This same editor, on the other hand, was often a source of annoyance to us. Our time was short for the work we had to do during the morning, and we resented the constant pencil-notes which he used to send up from the room below, or the repeated calls up the speaking-tube, the whistle of which stood next to Purnell’s desk.
One day we determined to mark our disapproval of this vexatious and harassing policy. We were accustomed sometimes, when money was short, to be content with a lunch of cocoa and biscuits prepared by ourselves. A kettle on this occasion stood puffing on the fire, and when the whistle of the speaking-tube had gone for about the thirtieth time, a demoniacal idea of vengeance entered into the mind of Purnell.
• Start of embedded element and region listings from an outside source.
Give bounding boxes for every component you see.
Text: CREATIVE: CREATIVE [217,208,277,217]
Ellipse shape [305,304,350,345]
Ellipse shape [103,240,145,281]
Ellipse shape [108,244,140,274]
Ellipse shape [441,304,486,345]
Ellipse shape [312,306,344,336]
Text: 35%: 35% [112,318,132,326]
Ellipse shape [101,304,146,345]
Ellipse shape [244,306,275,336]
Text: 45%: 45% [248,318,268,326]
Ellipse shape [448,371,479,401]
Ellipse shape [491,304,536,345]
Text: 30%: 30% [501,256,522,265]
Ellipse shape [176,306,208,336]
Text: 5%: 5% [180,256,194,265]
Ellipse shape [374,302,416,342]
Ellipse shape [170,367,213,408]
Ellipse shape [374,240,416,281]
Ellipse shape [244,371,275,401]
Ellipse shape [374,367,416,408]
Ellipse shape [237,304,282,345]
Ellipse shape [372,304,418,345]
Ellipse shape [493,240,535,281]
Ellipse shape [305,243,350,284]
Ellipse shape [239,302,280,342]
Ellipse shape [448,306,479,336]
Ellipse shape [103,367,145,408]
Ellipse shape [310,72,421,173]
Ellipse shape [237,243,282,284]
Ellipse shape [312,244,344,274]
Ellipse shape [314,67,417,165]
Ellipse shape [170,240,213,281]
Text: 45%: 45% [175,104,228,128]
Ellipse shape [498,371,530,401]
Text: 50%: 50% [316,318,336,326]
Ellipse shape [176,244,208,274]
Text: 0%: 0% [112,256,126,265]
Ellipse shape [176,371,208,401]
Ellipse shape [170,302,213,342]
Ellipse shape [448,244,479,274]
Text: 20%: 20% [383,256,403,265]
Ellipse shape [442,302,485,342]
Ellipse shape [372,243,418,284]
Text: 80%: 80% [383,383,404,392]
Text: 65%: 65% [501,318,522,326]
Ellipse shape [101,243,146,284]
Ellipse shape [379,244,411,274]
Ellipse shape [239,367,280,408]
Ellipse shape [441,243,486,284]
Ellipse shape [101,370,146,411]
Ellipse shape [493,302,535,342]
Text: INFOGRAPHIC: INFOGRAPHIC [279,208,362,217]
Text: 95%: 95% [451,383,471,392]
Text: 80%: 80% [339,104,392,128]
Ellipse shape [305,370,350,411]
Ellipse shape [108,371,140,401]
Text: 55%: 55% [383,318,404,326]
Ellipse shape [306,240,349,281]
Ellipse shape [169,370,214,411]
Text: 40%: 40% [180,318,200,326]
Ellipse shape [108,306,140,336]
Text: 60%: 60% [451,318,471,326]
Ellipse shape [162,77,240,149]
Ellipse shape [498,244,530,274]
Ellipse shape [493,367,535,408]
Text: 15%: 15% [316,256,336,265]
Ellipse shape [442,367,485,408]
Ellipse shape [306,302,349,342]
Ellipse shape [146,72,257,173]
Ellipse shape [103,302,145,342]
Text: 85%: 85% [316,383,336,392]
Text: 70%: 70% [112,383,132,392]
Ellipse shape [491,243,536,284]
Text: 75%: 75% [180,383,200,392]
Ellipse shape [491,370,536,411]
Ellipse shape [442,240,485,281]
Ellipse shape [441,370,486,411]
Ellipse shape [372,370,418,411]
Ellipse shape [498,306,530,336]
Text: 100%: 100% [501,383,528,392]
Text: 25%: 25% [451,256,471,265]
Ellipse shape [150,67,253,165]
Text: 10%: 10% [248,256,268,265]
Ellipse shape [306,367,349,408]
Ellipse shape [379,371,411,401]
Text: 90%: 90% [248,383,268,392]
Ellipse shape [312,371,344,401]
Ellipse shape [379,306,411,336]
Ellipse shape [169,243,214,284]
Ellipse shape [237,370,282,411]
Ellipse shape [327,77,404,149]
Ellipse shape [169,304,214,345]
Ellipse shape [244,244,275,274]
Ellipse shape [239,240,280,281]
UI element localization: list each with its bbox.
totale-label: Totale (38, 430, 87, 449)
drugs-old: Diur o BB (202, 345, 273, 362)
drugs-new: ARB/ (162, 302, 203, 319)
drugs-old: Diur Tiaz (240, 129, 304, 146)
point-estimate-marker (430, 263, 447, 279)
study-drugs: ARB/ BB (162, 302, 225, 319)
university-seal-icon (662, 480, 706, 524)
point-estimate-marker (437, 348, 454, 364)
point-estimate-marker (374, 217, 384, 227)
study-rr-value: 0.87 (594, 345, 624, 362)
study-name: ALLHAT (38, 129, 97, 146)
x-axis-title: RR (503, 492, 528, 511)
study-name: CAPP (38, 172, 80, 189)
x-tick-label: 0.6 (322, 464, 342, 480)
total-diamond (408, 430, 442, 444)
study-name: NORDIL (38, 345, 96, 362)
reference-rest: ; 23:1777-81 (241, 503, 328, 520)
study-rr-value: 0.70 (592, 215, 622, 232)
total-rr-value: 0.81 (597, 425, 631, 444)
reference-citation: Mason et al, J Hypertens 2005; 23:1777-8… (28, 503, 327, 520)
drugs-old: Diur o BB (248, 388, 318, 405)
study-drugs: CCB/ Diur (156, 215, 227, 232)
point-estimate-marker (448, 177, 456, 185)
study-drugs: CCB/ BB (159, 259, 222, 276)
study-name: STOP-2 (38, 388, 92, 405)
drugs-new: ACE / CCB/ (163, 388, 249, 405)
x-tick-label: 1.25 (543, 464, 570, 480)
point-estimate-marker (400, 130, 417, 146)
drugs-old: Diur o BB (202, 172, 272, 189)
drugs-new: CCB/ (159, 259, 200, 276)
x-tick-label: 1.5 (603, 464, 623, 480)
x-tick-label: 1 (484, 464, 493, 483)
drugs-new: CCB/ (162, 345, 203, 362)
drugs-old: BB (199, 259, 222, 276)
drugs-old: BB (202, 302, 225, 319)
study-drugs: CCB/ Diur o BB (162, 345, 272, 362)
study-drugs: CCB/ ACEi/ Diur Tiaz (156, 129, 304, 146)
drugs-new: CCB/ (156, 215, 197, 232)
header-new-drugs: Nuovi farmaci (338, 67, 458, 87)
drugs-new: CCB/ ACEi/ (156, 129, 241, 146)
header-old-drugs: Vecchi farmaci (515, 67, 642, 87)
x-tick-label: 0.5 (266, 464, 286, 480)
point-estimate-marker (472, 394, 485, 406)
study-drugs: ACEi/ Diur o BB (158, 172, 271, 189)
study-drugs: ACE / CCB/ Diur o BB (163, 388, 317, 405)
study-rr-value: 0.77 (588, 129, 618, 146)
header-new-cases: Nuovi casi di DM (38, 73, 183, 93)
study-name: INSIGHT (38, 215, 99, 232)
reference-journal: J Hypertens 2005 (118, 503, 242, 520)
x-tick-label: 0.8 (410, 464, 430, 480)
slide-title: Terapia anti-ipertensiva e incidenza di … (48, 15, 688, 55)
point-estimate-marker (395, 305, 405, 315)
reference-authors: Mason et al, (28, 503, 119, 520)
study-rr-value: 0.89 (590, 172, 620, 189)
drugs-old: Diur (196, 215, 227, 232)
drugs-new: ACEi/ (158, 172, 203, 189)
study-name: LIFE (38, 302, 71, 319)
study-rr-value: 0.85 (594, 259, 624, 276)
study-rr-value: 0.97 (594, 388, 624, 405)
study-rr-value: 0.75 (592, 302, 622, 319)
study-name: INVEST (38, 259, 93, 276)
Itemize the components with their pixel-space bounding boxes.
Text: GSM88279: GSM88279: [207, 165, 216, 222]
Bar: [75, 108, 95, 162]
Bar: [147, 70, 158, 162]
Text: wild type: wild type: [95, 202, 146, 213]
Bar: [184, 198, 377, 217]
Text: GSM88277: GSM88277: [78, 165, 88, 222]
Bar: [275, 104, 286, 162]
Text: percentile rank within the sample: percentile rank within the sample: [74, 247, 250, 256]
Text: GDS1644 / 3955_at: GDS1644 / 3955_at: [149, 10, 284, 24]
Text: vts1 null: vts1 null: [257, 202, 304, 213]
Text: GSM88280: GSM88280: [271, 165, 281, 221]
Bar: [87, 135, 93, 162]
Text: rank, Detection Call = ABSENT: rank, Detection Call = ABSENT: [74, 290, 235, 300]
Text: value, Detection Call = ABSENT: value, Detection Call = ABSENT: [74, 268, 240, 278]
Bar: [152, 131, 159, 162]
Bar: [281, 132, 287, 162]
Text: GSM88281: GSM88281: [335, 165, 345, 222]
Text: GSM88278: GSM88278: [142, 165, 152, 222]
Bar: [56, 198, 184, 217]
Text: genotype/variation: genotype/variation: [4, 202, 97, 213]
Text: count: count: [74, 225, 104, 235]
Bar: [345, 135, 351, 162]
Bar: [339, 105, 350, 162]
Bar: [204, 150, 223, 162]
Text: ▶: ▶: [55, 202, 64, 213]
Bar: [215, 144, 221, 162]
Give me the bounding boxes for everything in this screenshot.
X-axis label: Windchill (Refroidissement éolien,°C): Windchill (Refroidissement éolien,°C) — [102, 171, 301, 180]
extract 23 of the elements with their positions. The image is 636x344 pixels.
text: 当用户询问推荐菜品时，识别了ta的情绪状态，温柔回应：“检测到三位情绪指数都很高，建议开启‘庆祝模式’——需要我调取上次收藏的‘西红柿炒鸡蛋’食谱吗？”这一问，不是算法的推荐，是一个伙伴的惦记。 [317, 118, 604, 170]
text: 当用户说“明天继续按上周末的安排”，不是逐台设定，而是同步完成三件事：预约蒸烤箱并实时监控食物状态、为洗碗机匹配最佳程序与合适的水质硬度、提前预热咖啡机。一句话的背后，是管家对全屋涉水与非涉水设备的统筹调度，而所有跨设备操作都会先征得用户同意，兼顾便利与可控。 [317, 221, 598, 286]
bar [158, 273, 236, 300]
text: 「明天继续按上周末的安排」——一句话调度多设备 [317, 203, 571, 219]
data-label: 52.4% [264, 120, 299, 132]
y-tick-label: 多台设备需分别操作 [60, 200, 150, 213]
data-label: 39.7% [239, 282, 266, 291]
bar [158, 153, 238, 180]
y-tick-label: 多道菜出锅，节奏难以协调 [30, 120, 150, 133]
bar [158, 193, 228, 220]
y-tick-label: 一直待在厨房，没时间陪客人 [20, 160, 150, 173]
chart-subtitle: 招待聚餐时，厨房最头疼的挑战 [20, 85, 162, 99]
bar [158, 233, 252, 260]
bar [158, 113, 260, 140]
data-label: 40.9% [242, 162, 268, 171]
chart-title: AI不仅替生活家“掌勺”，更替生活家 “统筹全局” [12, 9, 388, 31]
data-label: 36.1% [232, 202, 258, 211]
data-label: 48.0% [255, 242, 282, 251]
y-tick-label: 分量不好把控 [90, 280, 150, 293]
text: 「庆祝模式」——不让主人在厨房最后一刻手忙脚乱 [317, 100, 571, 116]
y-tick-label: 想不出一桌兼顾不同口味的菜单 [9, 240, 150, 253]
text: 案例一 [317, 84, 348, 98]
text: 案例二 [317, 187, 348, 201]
The call this time was for me, and Purnell having answered that I was coming to speak in answer, went with stealthy steps towards the fireplace and seizing the kettle poured the whole of its contents down the tube.
It is not perhaps wonderful that this resulted in something like a crisis in the internal arrangements of the office, and very nearly ended in the dismissal of the entire literary staff.
Another comrade of those days, though he rarely wrote in the Globe, was Camille Barrère, now the distinguished Ambassador of the French Republic at Rome. Barrère and I were for many years close allies. I had assisted him in his first essay in English journalism when he contributed to the Pall Mall Gazette a series of articles on the Commune, with which he had been in some sense associated. He was always a brilliant and gifted creature, and his rapid advancement from the hour when he was first befriended by Gambetta could never have been any surprise to those who knew him well.
At that time, like the rest of us, he was having a hard struggle for life. We were together on the Echo, and together on the Pall Mall Gazette, and I can remember in the old days of the Arts Club how often we sat and planned vague, large schemes for the reorganisation of journalism, which should yield us more complacent editors and a rate of higher remuneration, which we fancied our merits deserved.
Barrère had passed some of his earlier years in England, and his knowledge and power over our tongue were remarkable, but now and then some small idiomatic fault would slip out unawares, and one day, when he had just received what he considered an inadequate cheque from the Echo, he cried out indignantly that he “would like to wring the throat of Arnold.”
Unlike poor Purnell, the choice of a topic never presented any difficulty to him. Almost any subject served him for a light and graceful essay, and the fertility of his invention in this regard was more than remarkable. Happily for his own sake, and for the sake of the nation which he has served with so much distinction, he need no longer rack his brains, as in the old days, for the material that would fill a column in the Echo; and though it is many years since we met, I know, through many messages that I have received from him, that he looks back with kindly remembrances to those times when we struggled side by side.
It is a strange thing about a journalist’s career, when it is successful, that at the first it seems so hard to get the work to do, and then later so hard to do the work that comes. In those early days every new opening was only won after a struggle, yet within a very few years I found myself almost overwhelmed by the tasks that were laid upon me.
From the Globe I passed to the Pall Mall Gazette, where I succeeded Professor Colvin as its Art Critic; from the Pall Mall to the Saturday Review and the Examiner; and then a little later I joined the staff of the World, which had recently been founded by Edmund Yates.
These different changes of occupation brought many new friends and many new editors, but of all those under whom I have served I think I should signalise Mr. Frederic Greenwood as by far the most inspiring to his contributors. Not that to be numbered among Mr. Greenwood’s contributors always implied a peaceful career; he was an autocratic commander, whose powerful personality loved to assert itself in every department of his paper, and he and I in those days had sharp encounters with regard to that particular arena of art criticism over which I thought I was entitled to exercise independent control.